Fungi digesting wood

Fungi break down wood like your intestines break down trauma

We are often taught to avoid dark emotions. We push to "let them go" or "think more positively," but these reactive strategies simply entrench them more and more in our bodies.

Instead, I've found that processing and digesting our emotions is much more effective. It's a process that I call Radical Mindfulness, and it is the foundation of the Guided Mindfulness practice that I use with every single client.  

A traumatic experience can literally block important functions in your body and mind. Allowing your body to digest that experience empowers your innate wisdom to:

  1. Break that experience down into pieces,
  2. Absorb what is nourishing from the experience,
  3. S--t out what's no longer needed. :)

Radical Mindfulness is using your mind to feel and be curious about your emotions rather than scared of them.
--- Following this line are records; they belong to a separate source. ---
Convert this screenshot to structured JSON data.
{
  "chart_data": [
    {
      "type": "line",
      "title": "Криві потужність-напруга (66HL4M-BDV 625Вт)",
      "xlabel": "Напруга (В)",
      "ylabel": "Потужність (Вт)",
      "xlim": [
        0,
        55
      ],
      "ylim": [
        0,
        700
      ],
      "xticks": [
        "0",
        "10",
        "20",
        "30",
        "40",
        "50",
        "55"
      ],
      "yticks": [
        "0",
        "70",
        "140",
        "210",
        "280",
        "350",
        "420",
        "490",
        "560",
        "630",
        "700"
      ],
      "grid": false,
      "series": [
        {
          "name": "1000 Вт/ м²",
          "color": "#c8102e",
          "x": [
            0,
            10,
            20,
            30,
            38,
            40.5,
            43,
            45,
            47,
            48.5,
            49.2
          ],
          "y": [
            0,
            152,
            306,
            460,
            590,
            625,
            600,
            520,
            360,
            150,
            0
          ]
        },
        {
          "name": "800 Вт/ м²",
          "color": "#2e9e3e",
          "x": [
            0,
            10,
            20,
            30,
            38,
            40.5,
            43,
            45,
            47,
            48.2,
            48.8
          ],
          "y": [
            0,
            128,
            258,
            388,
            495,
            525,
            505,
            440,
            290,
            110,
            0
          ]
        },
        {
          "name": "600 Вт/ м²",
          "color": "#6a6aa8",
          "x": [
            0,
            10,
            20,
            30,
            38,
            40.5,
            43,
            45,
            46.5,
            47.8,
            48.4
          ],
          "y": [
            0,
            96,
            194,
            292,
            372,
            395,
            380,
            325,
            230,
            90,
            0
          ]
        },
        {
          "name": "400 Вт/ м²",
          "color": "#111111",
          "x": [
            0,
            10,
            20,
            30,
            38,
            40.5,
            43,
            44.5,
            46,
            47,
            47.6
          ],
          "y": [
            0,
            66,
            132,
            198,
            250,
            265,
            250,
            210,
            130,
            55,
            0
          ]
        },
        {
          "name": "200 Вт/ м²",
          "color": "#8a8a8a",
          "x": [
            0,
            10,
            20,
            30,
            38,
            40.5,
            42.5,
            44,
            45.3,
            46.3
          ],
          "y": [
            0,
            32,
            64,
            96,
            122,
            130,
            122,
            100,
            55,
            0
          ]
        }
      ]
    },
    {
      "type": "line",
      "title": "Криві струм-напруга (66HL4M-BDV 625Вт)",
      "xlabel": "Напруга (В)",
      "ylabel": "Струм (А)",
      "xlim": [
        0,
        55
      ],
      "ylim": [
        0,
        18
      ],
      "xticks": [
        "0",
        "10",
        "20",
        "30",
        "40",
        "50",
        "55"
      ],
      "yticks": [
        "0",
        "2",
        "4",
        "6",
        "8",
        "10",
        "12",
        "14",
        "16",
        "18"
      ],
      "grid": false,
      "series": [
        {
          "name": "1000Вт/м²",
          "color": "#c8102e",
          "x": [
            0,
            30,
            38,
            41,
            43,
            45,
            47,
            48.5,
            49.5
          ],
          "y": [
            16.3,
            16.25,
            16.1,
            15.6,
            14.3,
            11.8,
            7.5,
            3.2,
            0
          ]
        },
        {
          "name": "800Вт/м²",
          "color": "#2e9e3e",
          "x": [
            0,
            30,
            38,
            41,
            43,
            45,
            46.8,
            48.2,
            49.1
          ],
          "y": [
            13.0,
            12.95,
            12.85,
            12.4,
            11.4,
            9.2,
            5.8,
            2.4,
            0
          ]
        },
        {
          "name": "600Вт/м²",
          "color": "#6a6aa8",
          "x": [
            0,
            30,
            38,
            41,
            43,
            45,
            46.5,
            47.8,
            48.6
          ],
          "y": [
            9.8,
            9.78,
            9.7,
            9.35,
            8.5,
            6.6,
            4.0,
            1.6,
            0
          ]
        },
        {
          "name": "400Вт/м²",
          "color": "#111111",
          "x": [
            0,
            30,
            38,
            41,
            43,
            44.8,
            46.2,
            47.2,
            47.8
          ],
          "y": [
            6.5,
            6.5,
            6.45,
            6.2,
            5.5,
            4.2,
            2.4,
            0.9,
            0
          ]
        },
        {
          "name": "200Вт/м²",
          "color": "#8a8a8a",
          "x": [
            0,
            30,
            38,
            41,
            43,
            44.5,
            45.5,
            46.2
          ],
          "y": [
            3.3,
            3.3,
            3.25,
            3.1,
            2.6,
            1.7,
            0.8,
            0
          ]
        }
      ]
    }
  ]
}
And by allowing yourself to feel, you are allowing your digestive organs to break them down and process them through your body in a way that is exactly like digesting food.

(And for any fellow astrology nerds, there are a lot of factors at play in this process, but it's the Virgo part of you that is doing the processing, digesting, and distributing.)

Radical mindfulness can at first feel foreign and hard, but it is an essential part of joyfully living your life as a human.

As part of my work with clients, we spend time practicing this skill via guided mindfulness meditations. It supercharges the actions of the plants and directly connects you to your own sense of intuition.